Achei, nos meus alfarrábios, texto que
publiquei, em 3 de maio de 1987, na Folha
de S. Paulo, dedicado à Melhor Idade:
Na Religião de Deus, do Cristo e do Espírito
Santo procuramos sempre aliar a energia dadivosa dos mais novos ao patrimônio
da experiência dos mais idosos. E isto se consegue pela influência do Amor
Fraterno, que não é velho nem novo; é eterno porque é Deus. O Pai
Celestial é Amor, consoante definiu João, em sua Primeira Epístola, 4:8. E
completava o saudoso proclamador da Religião Divina, Alziro Zarur
(1914-1979): “E nada existe fora
desse Amor”. Por isso, quem tem ideal não envelhece. O corpo pode baquear.
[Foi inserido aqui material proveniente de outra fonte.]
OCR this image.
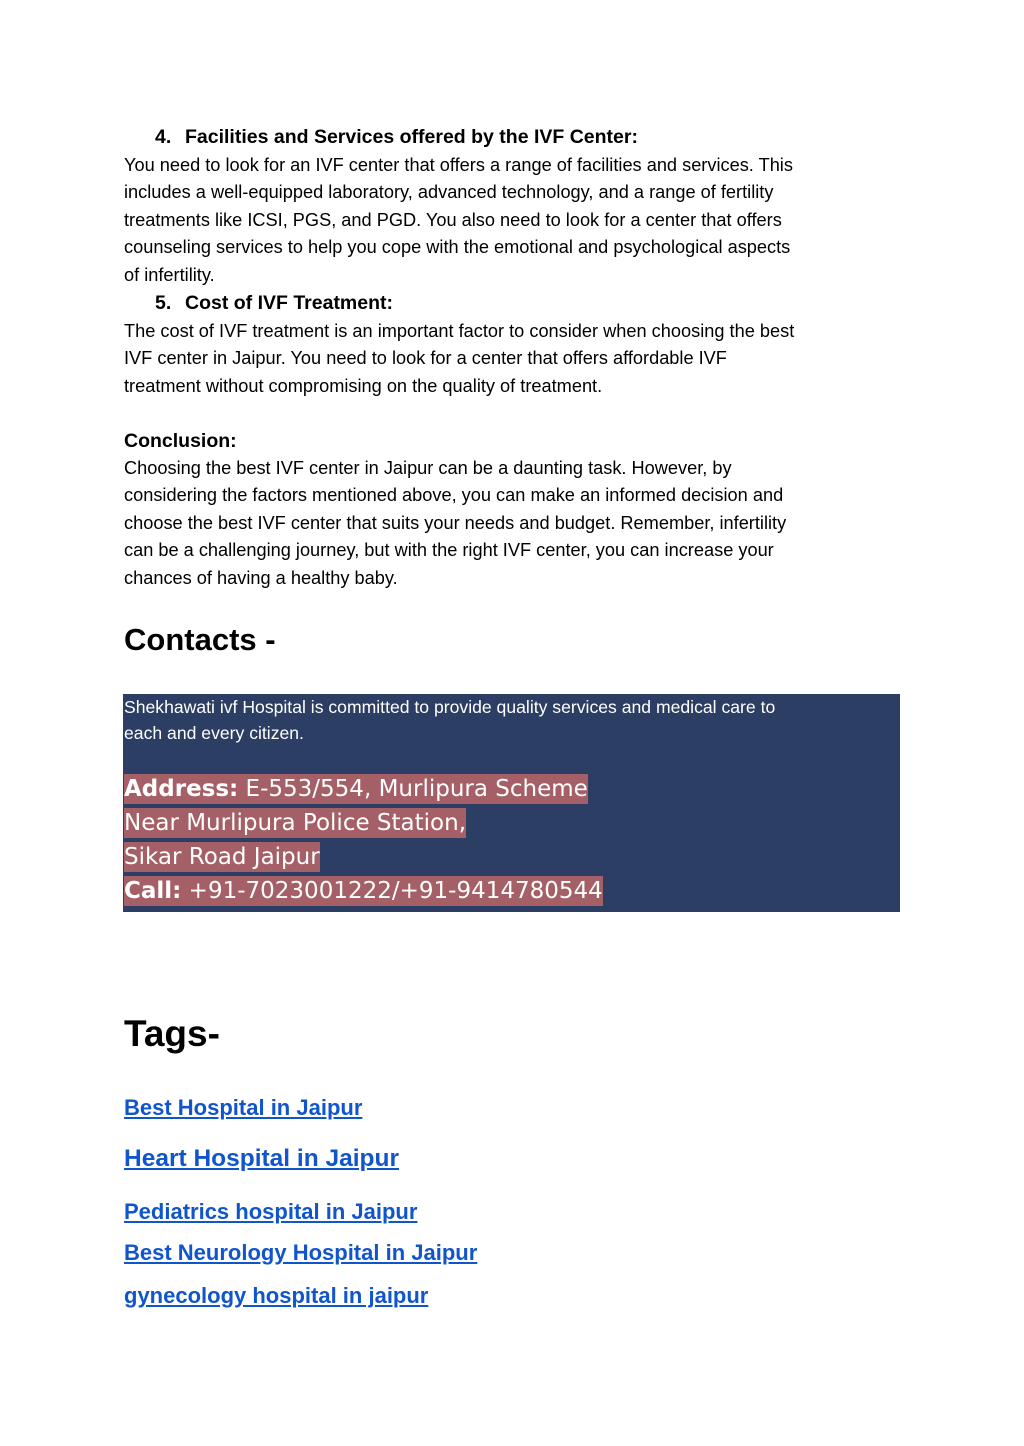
4. Facilities and Services offered by the IVF Center:

You need to look for an IVF center that offers a range of facilities and services. This
includes a well-equipped laboratory, advanced technology, and a range of fertility
treatments like ICSI, PGS, and PGD. You also need to look for a center that offers
counseling services to help you cope with the emotional and psychological aspects
of infertility.

5. Cost of IVF Treatment:

The cost of IVF treatment is an important factor to consider when choosing the best
IVF center in Jaipur. You need to look for a center that offers affordable IVF
treatment without compromising on the quality of treatment.

Conclusion:

Choosing the best IVF center in Jaipur can be a daunting task. However, by
considering the factors mentioned above, you can make an informed decision and
choose the best IVF center that suits your needs and budget. Remember, infertility
can be a challenging journey, but with the right IVF center, you can increase your
chances of having a healthy baby.

Contacts -
Shekhawati ivf Hospital is committed to provide quality services and medical care to
each and every citizen.
Address: E-553/554, Murlipura Scheme
Near Murlipura Police Station,
Sikar Road Jaipur
Call: +91-7023001222/+91-9414780544
Tags-
Best Hospital in Jaipur
Heart Hospital in Jaipur
Pediatrics hospital in Jaipur
Best Neurology Hospital in Jaipur
gynecology hospital in jaipur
Mas o Espírito está sempre alerta. Jovem é aquele que mantém o Ideal no Bem.
Que é novo, que é o antigo, afinal?
Nada! Immanuel Kant (1724-1804), o grande filósofo alemão, autor
de Crítica da Razão Pura,
afirmava, mutatis mutandis, que
o tempo é a grande mentira dos homens. Portanto, acima de tempo-espaço e seus
limites. Real é a Vida, que é eterna.
Sidónio Muralha, poeta português que se
radicou no Brasil, onde viveu até o seu falecimento em 1982, louvou essa
eternidade do valor intemporal no seu belíssimo “Cântico à Velhice”: “(...) É este o cântico/ Dedicado ao que
chamam/de velhice/ que é a infância/ lançada mais longe,/ onde o horizonte/ se
rasga e alarga (...)”.
A composição poética, a recebemos da
Dra. Helen Anne Butler Muralha, esposa do saudoso poeta, que gentilmente
também nos cedeu a foto do casal. Vamos, então, ao esforço bem-sucedido de
Muralha, por desmistificar o tempo, esse fantasma que atormenta o ente
humano-ser-restrito, até que um dia ele perceba que, na verdade, é Espírito
Eterno, pairando acima de todos os grilhões da carne perecível.
“Cântico à Velhice”
“Minha
velha Portuguesa/ com o teu rosto marcado,/ mas sem medo da vida/ (e ainda
menos da morte),/ atira o teu cajado contra o tempo/ que passa e não tem
presente,/ porque na segunda sílaba do presente/ já passou a ser passado.
“Atira
teu cajado, companheira,/ contra esse tempo efémero/ que não consegue
apagar-nos.
“Nós
corremos no sangue/ das novas gerações/ e os velhos são as crianças/ do futuro,
/as primaveras que vieram dos invernos,/ as flores que rebentam,/ que explodem
da terra,/ como tu,/ minha querida portuguesa,/ que em cada ruga que tens/
existe um poema escrito/ tão grande e tão profundo/ que é um cântico à velhice.
“Sim,
um cântico sem fronteiras,/ porque os velhos/ têm asas imensas/ que voam no
sentido contrário,/ desafiando o espaço/ como quem roça o mar,/ mergulha para
sempre/ mas deixa, perto do sol,/ uma mensagem salgada.
“Velha
portuguesa/ feita de oceano/ como todos nós,/ que somos navios,/ barcos,
canoas,/ remos e lemos,/ quilhas,/ algas e maresia,/ mastros de audácia/ que
derrotam tempestades,/ caravelas, descobertas,/ velha portuguesa/ descobre que
o tempo/ tem medo do teu cajado/ e desanca as horas,/ e desaba as horas,/ e
desaba os relógios/ que são acidentes/indecentemente formais.
“É
este o cântico/ dedicado ao que chamam/ de velhice/ que é a infância/ lançada
mais longe,/ onde o horizonte/se rasga e alarga.
“Não esqueças, portuguesa amiga,/ de vergastares o tempo/com o teu cajado.”
Logo, que não se perca o bom ideal, porque
ele é determinante em qualquer idade. Você é quem decide se é velho ou moço,
por mais duras que sejam as circunstâncias em que se ache, temporária ou
permanentemente.
José
de Paiva Netto ― Jornalista, radialista e escritor.